Autour de vous, le soleil se lève et se couche sans cesse. Les embouteillages ne cessent d‘affluer de façon incessante. Les nuages entrent et sortent et les vacances arrivent. Tout le monde dit qu‘il n‘arrive pas à croire que le mois d‘octobre est terminé et que l‘hiver est presque là. Et vous souriez derrière votre cidre fumant, comme si vous étiez aussi excité qu‘eux.
Mais en réalité, si vous êtes vraiment honnête, vous admettrez que rien n‘a changé depuis le mois d‘août. Au contraire, tout est flou et étouffant. Vous avez oublié le jour et la nuit, car il n‘y a plus de levers et de couchers de soleil distincts, mais un jour comme les autres où vous avez l‘impression de nager à contre–courant. Au lieu de lutter, au lieu de sentir que c‘est un défi, vous vous sentez simplement épuisé.

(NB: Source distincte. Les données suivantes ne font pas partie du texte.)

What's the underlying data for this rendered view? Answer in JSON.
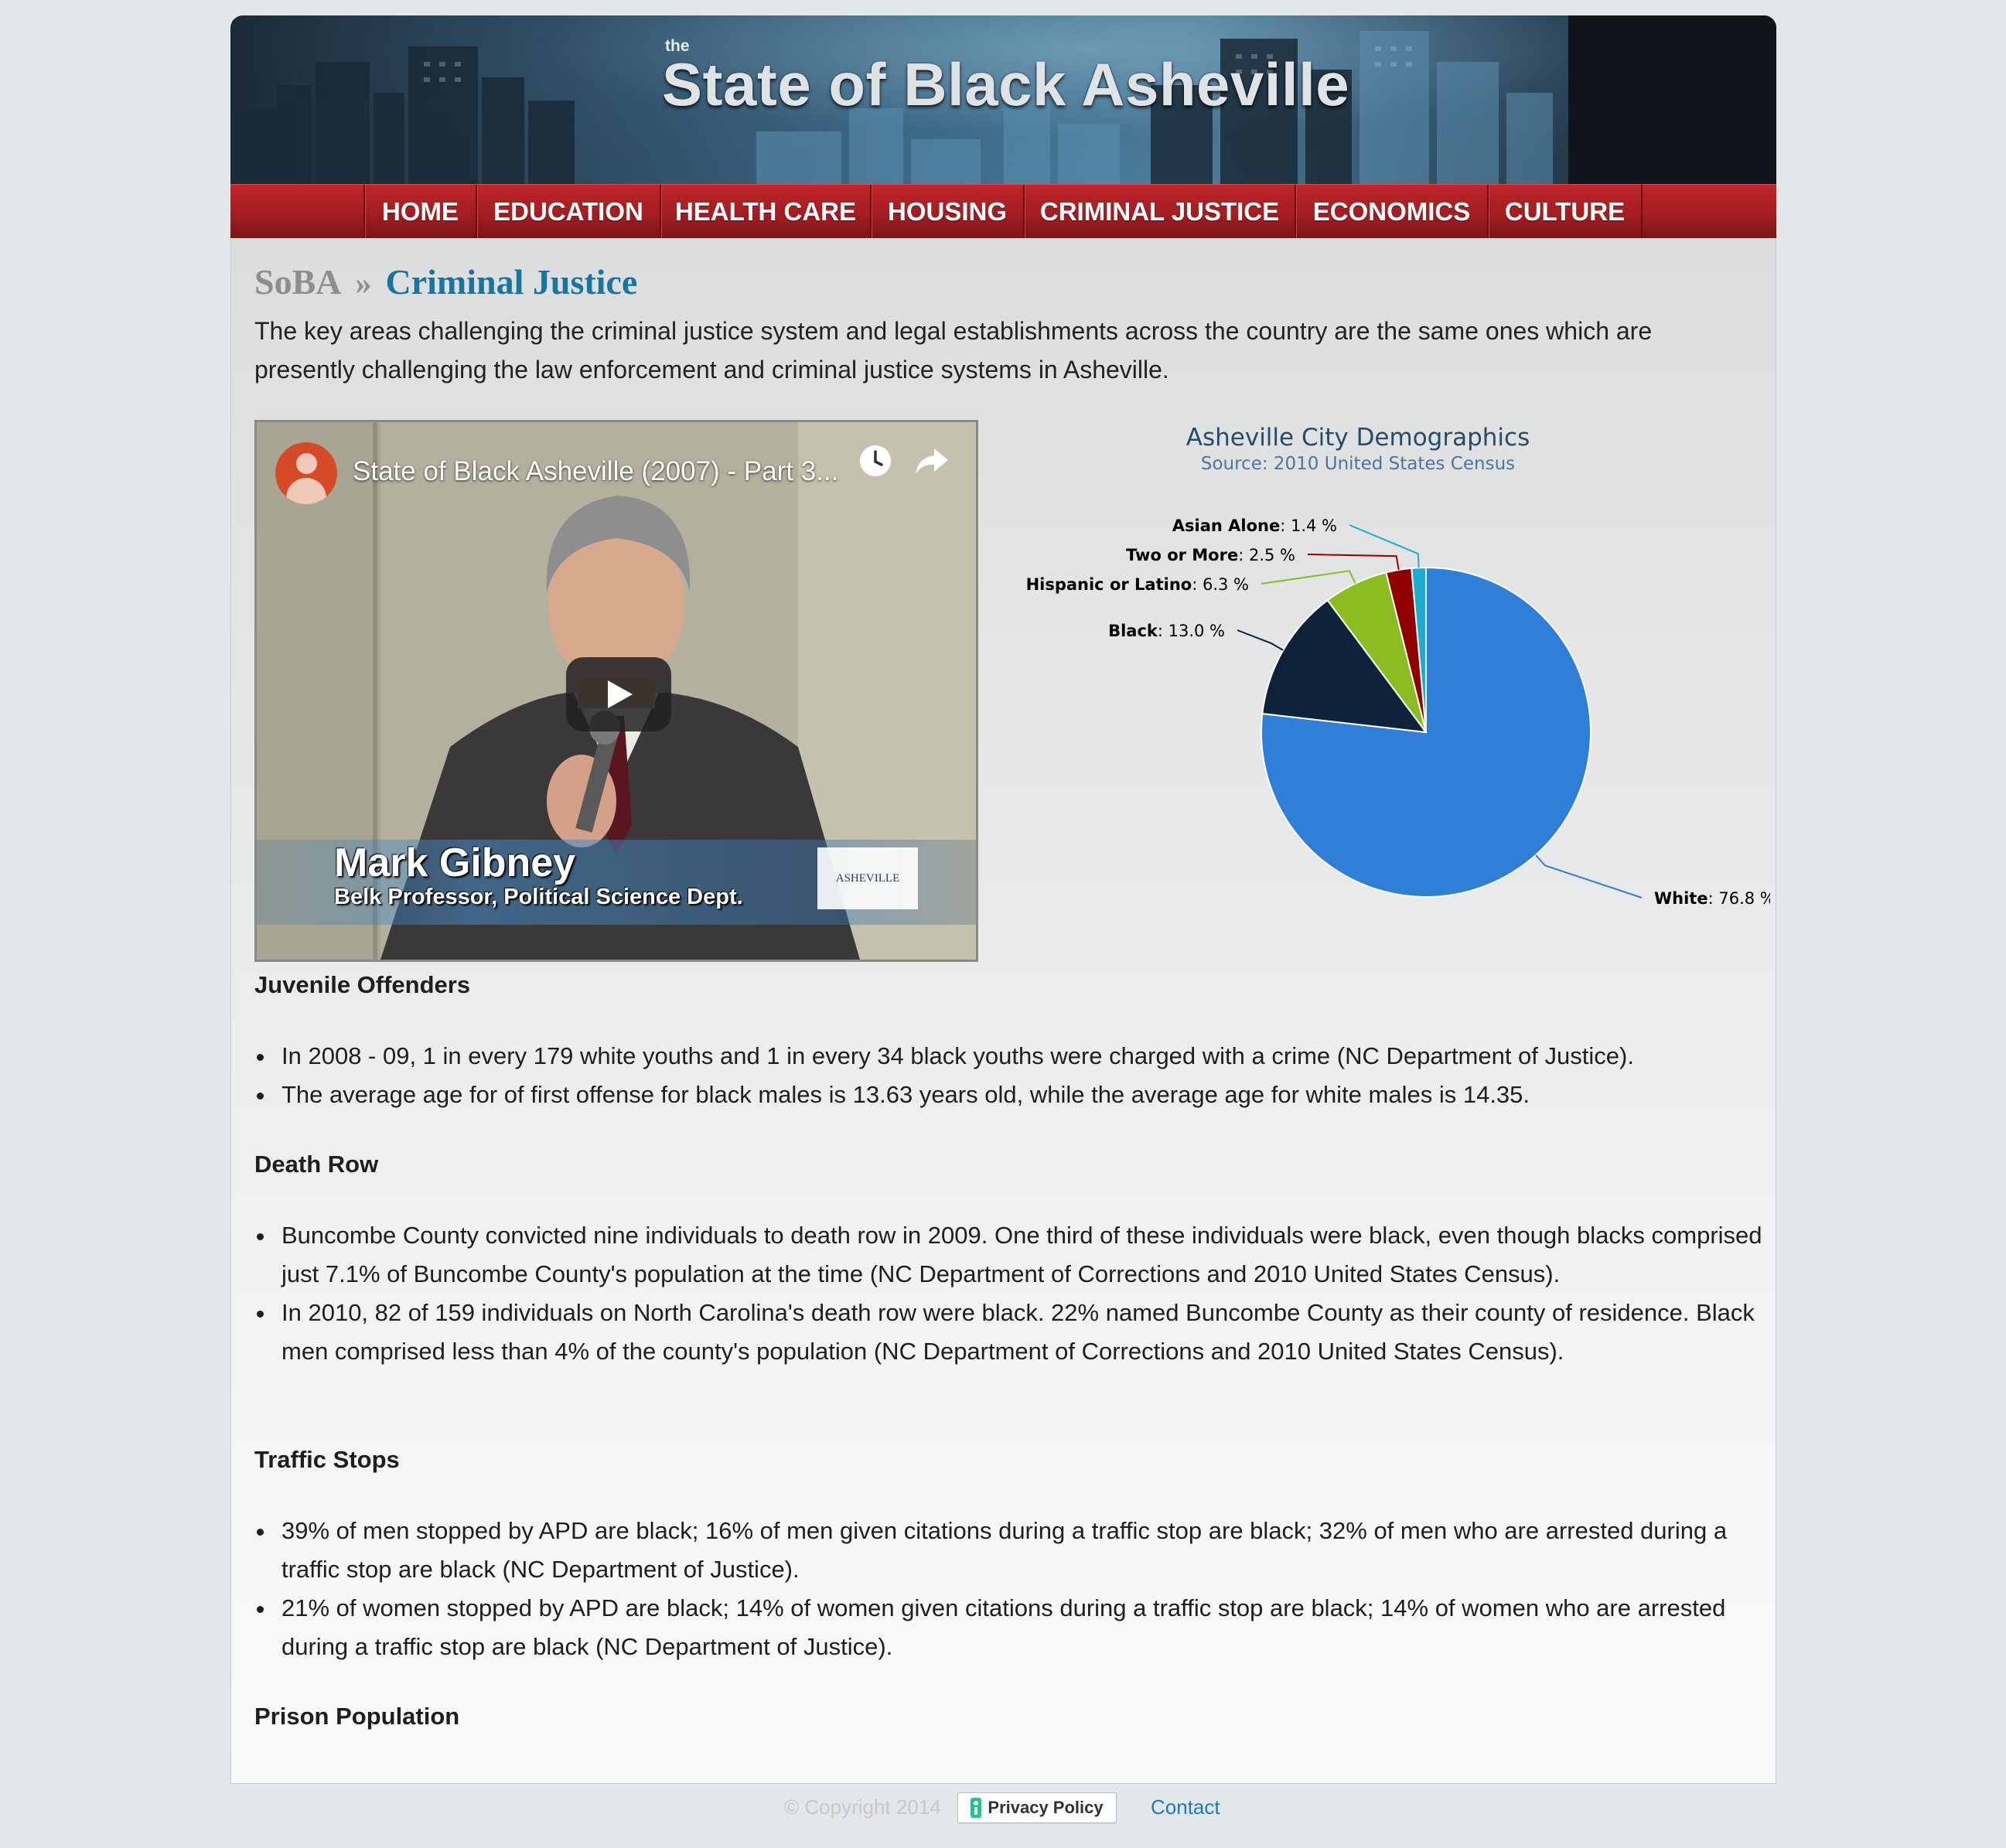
{
  "header": {
    "title_prefix": "the",
    "title": "State of Black Asheville"
  },
  "nav": {
    "items": [
      {
        "label": "HOME"
      },
      {
        "label": "EDUCATION"
      },
      {
        "label": "HEALTH CARE"
      },
      {
        "label": "HOUSING"
      },
      {
        "label": "CRIMINAL JUSTICE"
      },
      {
        "label": "ECONOMICS"
      },
      {
        "label": "CULTURE"
      }
    ]
  },
  "breadcrumb": {
    "root": "SoBA",
    "separator": "»",
    "current": "Criminal Justice"
  },
  "intro": "The key areas challenging the criminal justice system and legal establishments across the country are the same ones which are presently challenging the law enforcement and criminal justice systems in Asheville.",
  "video": {
    "title": "State of Black Asheville (2007) - Part 3...",
    "lower_third_name": "Mark Gibney",
    "lower_third_role": "Belk Professor, Political Science Dept.",
    "logo_text": "ASHEVILLE"
  },
  "chart_data": {
    "type": "pie",
    "title": "Asheville City Demographics",
    "subtitle": "Source: 2010 United States Census",
    "slices": [
      {
        "name": "White",
        "value": 76.8,
        "color": "#2f7ed8",
        "label": "White",
        "value_text": ": 76.8 %"
      },
      {
        "name": "Black",
        "value": 13.0,
        "color": "#0d233a",
        "label": "Black",
        "value_text": ": 13.0 %"
      },
      {
        "name": "Hispanic or Latino",
        "value": 6.3,
        "color": "#8bbc21",
        "label": "Hispanic or Latino",
        "value_text": ": 6.3 %"
      },
      {
        "name": "Two or More",
        "value": 2.5,
        "color": "#910000",
        "label": "Two or More",
        "value_text": ": 2.5 %"
      },
      {
        "name": "Asian Alone",
        "value": 1.4,
        "color": "#1aadce",
        "label": "Asian Alone",
        "value_text": ": 1.4 %"
      }
    ]
  },
  "sections": [
    {
      "heading": "Juvenile Offenders",
      "items": [
        "In 2008 - 09, 1 in every 179 white youths and 1 in every 34 black youths were charged with a crime (NC Department of Justice).",
        "The average age for of first offense for black males is 13.63 years old, while the average age for white males is 14.35."
      ]
    },
    {
      "heading": "Death Row",
      "items": [
        "Buncombe County convicted nine individuals to death row in 2009. One third of these individuals were black, even though blacks comprised just 7.1% of Buncombe County's population at the time (NC Department of Corrections and 2010 United States Census).",
        "In 2010, 82 of 159 individuals on North Carolina's death row were black. 22% named Buncombe County as their county of residence. Black men comprised less than 4% of the county's population (NC Department of Corrections and 2010 United States Census)."
      ]
    },
    {
      "heading": "Traffic Stops",
      "items": [
        "39% of men stopped by APD are black; 16% of men given citations during a traffic stop are black; 32% of men who are arrested during a traffic stop are black (NC Department of Justice).",
        "21% of women stopped by APD are black; 14% of women given citations during a traffic stop are black; 14% of women who are arrested during a traffic stop are black (NC Department of Justice)."
      ]
    },
    {
      "heading": "Prison Population",
      "items": []
    }
  ],
  "footer": {
    "copyright": "© Copyright 2014",
    "privacy_label": "Privacy Policy",
    "contact_label": "Contact"
  }
}
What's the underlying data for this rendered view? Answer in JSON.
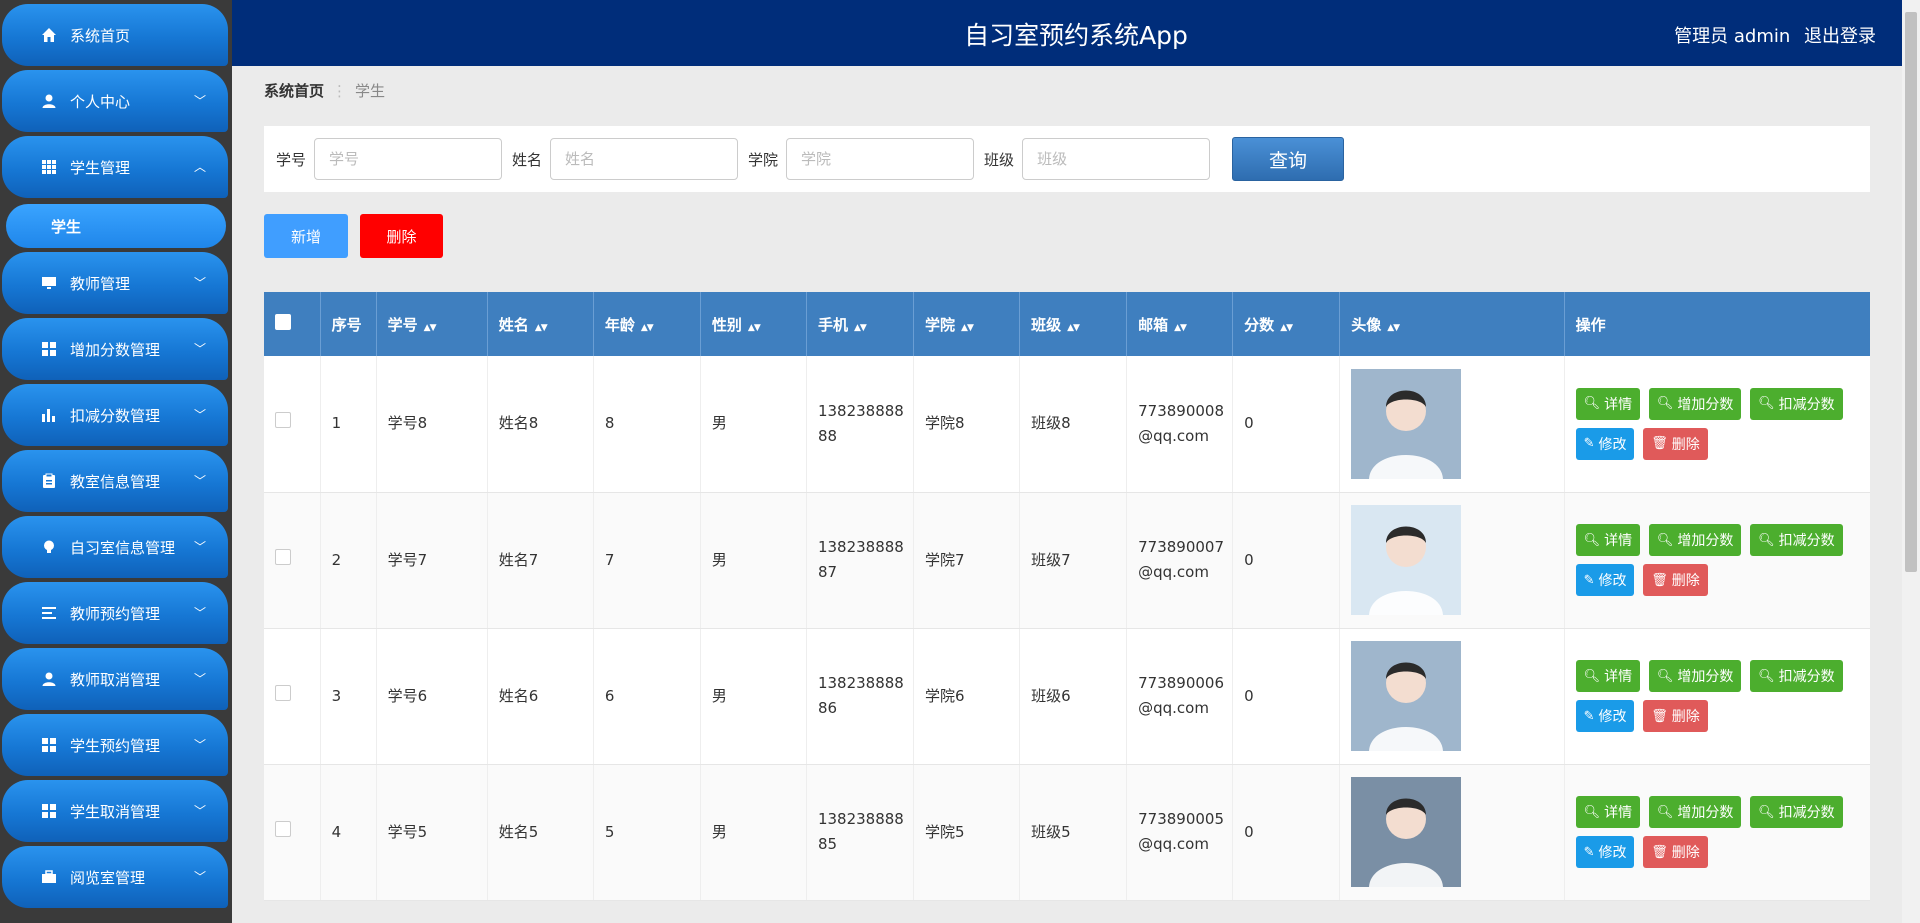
{
  "sidebar": {
    "items": [
      {
        "label": "系统首页",
        "icon": "home-icon"
      },
      {
        "label": "个人中心",
        "icon": "user-icon"
      },
      {
        "label": "学生管理",
        "icon": "grid-icon"
      },
      {
        "label": "教师管理",
        "icon": "monitor-icon"
      },
      {
        "label": "增加分数管理",
        "icon": "grid-icon"
      },
      {
        "label": "扣减分数管理",
        "icon": "bar-chart-icon"
      },
      {
        "label": "教室信息管理",
        "icon": "clipboard-icon"
      },
      {
        "label": "自习室信息管理",
        "icon": "bulb-icon"
      },
      {
        "label": "教师预约管理",
        "icon": "list-icon"
      },
      {
        "label": "教师取消管理",
        "icon": "user-icon"
      },
      {
        "label": "学生预约管理",
        "icon": "grid-icon"
      },
      {
        "label": "学生取消管理",
        "icon": "grid-icon"
      },
      {
        "label": "阅览室管理",
        "icon": "briefcase-icon"
      }
    ],
    "sub_item": "学生"
  },
  "header": {
    "title": "自习室预约系统App",
    "user": "管理员 admin",
    "logout": "退出登录"
  },
  "breadcrumb": {
    "home": "系统首页",
    "current": "学生"
  },
  "search": {
    "fields": [
      {
        "label": "学号",
        "placeholder": "学号"
      },
      {
        "label": "姓名",
        "placeholder": "姓名"
      },
      {
        "label": "学院",
        "placeholder": "学院"
      },
      {
        "label": "班级",
        "placeholder": "班级"
      }
    ],
    "query_label": "查询"
  },
  "actions": {
    "add_label": "新增",
    "delete_label": "删除"
  },
  "table": {
    "columns": [
      "序号",
      "学号",
      "姓名",
      "年龄",
      "性别",
      "手机",
      "学院",
      "班级",
      "邮箱",
      "分数",
      "头像",
      "操作"
    ],
    "rows": [
      {
        "idx": "1",
        "sid": "学号8",
        "name": "姓名8",
        "age": "8",
        "sex": "男",
        "phone1": "138238888",
        "phone2": "88",
        "college": "学院8",
        "cls": "班级8",
        "email1": "773890008",
        "email2": "@qq.com",
        "score": "0",
        "avatar_color": "#9fb6cc"
      },
      {
        "idx": "2",
        "sid": "学号7",
        "name": "姓名7",
        "age": "7",
        "sex": "男",
        "phone1": "138238888",
        "phone2": "87",
        "college": "学院7",
        "cls": "班级7",
        "email1": "773890007",
        "email2": "@qq.com",
        "score": "0",
        "avatar_color": "#d9e7f2"
      },
      {
        "idx": "3",
        "sid": "学号6",
        "name": "姓名6",
        "age": "6",
        "sex": "男",
        "phone1": "138238888",
        "phone2": "86",
        "college": "学院6",
        "cls": "班级6",
        "email1": "773890006",
        "email2": "@qq.com",
        "score": "0",
        "avatar_color": "#9fb6cc"
      },
      {
        "idx": "4",
        "sid": "学号5",
        "name": "姓名5",
        "age": "5",
        "sex": "男",
        "phone1": "138238888",
        "phone2": "85",
        "college": "学院5",
        "cls": "班级5",
        "email1": "773890005",
        "email2": "@qq.com",
        "score": "0",
        "avatar_color": "#7a8fa5"
      }
    ],
    "ops": {
      "detail": "详情",
      "add_score": "增加分数",
      "sub_score": "扣减分数",
      "edit": "修改",
      "delete": "删除"
    }
  }
}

Trop souvent, vous restez au lit et vous fuyez toute responsabilité. Vous ne savez pas quand vous avez consulté votre courrier électronique pour la dernière fois. Il est probablement rempli de lettres sans réponse de la société de câblodistribution (Dieu merci pour les retraits automatiques) et de catalogues remplis de filles qui ont eu assez d‘énergie pour se laver les cheveux ce matin–là. Vous êtes assis dans la baignoire, regardant l‘eau chaude couler sous vos pieds, et vous espérez pendant une seconde que vous sombrerez avec elle dans un abîme où il n‘y a pas d‘autre question que de se demander où le bout du tuyau vous mènera.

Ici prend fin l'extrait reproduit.